Gegen UN-Beobachter hatte sich die Regierung in Khartoum gewehrt. Geeinigt hatte man sich dagegen auf eine bunte Truppe aus sechs ausländischen Militärs und 20 Zivilisten aus Norwegen, den USA, Großbritannien, der Schweiz, Schweden, Frankreich, Holland und Dänemark, die unter dem Namen Joint Military Commission (JMC) den Waffenstillstand in den Nuba-Bergen überwachen soll – auf einem Territorium, das etwa der Fläche Österreichs entspricht. Stolz ist man im JMC-Hauptquartier in Kadugli auf die gute Zusammenarbeit mit beiden Seiten und darüber, dass bisher kein ernsthafter Bruch des Waffenstillstandes zu vermelden ist. Am 4. Juni ist die Mission des JMC in allseitigem Einvernehmen um weitere sechs Monate verlängert worden.

Zweiter Mann in der JMC-Hierarchie ist der etwas steif wirkende britische Colonel Symonds. Er hatte vor seiner Rente zwei Angebote: im US-Hauptquartier in Tampa in Florida als US-Alliierter mitzuhelfen, Kriegspläne gegen Saddam Hussein zu schmieden, oder ins tiefe Afrika zu reisen, um einen Waffenstillstand zu überwachen. Symonds scheint mit seiner Wahl zufrieden. „Bevor wir hier waren, haben sich die Menschen abends nicht mehr auf die Straße getraut. Jetzt können sie ihr Leben wieder aufbauen“, fasst er den Erfolg seiner Mission zusammen. Für ihn ist dieser Waffenstillstand, wie er sagt, „ein Test, eine Art Modell, das vielleicht einmal für den ganzen Südsudan anwendbar ist.“

Vor allem die Regierung in Khartoum kann gut mit den jetzt befriedeten Nuba-Bergen leben. Trotz des nicht vorhandenen Verkehrs auf der Pistenstraße vor dem JMC-Hauptquartier melden die Autosirenen die Ankunft des Konvois mit dem Gouverneur der Provinz Südkordofan an. Die Botschaft des auf seinen Status bedachten, aus Khartoum entsandten Bürokraten ist klar. Vorauseilend spricht „Seine Exzellenz“, Yussuf Madzub, statt vom Waffenstillstand schon jetzt gerne vom Frieden. In einer Frage ist für ihn aber kein Irrtum möglich. Die Nuba-Berge, so sagt er, seien eindeutig Teil des arabischen Nordens.
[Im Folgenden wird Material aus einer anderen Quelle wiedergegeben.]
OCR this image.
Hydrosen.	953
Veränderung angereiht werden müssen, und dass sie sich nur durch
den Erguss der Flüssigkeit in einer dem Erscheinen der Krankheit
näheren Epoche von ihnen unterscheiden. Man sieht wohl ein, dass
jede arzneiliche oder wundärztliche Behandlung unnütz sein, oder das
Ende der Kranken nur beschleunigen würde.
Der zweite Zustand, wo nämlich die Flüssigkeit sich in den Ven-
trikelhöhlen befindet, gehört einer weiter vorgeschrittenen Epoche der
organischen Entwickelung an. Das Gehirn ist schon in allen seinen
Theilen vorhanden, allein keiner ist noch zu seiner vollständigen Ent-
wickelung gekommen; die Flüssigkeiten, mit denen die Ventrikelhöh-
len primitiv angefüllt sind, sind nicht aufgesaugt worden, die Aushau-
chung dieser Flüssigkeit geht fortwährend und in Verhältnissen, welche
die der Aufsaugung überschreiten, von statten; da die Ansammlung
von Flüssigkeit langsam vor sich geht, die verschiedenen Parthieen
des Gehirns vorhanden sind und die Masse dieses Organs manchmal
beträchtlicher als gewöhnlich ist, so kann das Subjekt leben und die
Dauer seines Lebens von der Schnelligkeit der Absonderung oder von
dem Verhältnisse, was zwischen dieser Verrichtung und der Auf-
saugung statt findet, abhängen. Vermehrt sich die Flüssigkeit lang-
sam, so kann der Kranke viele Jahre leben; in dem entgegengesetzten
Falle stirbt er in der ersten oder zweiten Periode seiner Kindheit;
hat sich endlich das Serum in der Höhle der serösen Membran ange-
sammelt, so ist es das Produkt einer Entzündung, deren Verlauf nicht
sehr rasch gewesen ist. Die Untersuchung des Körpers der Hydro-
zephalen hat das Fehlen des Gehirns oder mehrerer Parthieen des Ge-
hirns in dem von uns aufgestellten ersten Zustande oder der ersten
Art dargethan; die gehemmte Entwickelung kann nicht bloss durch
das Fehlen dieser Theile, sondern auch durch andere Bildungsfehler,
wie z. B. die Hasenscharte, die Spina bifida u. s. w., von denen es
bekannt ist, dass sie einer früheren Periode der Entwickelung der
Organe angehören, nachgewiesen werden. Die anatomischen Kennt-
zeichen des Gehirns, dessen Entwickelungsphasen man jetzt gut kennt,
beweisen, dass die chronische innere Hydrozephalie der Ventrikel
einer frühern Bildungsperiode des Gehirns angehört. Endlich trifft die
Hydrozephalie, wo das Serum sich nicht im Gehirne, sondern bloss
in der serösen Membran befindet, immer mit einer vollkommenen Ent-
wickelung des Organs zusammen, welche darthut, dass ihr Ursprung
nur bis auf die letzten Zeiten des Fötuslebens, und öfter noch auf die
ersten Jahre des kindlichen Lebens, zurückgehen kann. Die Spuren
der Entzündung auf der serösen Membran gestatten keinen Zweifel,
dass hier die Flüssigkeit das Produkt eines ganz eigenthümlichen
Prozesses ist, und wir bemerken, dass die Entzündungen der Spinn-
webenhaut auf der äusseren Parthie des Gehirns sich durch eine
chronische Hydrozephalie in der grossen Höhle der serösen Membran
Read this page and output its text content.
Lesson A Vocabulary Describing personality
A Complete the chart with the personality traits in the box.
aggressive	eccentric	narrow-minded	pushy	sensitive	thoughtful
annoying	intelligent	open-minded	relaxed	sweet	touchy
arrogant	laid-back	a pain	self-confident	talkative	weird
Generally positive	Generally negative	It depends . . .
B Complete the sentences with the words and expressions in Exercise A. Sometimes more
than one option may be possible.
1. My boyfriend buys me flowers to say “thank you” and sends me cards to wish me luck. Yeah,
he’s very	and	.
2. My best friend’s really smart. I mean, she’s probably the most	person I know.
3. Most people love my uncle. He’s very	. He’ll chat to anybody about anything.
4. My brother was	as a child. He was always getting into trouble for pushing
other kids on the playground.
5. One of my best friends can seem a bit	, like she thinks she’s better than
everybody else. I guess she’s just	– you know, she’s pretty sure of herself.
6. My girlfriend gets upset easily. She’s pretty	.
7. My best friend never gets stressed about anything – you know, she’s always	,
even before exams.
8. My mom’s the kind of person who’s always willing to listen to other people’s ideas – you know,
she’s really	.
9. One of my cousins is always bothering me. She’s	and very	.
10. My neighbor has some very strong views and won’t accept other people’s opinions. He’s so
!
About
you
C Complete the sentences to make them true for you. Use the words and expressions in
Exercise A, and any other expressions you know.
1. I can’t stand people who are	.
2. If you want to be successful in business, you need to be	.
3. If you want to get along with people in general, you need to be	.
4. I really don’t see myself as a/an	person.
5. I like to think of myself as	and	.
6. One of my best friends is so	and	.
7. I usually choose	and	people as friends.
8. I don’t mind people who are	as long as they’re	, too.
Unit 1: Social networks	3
Diskriminierung durch Khartoum

Ein Standpunkt, gegen den man sich auf Seiten der SPLA heftig wehrt. Hinter den Mangobäumen und den Bergen liegen das Dorf Kauda und das lokale Hauptquartier der SPLA. Auch hier war vor zwei Jahren eine Schule zerstört worden. 14 Kinder waren umgekommen, als ein sudanesischer Antonow-Bomber seine Fracht über Kauda abwarf.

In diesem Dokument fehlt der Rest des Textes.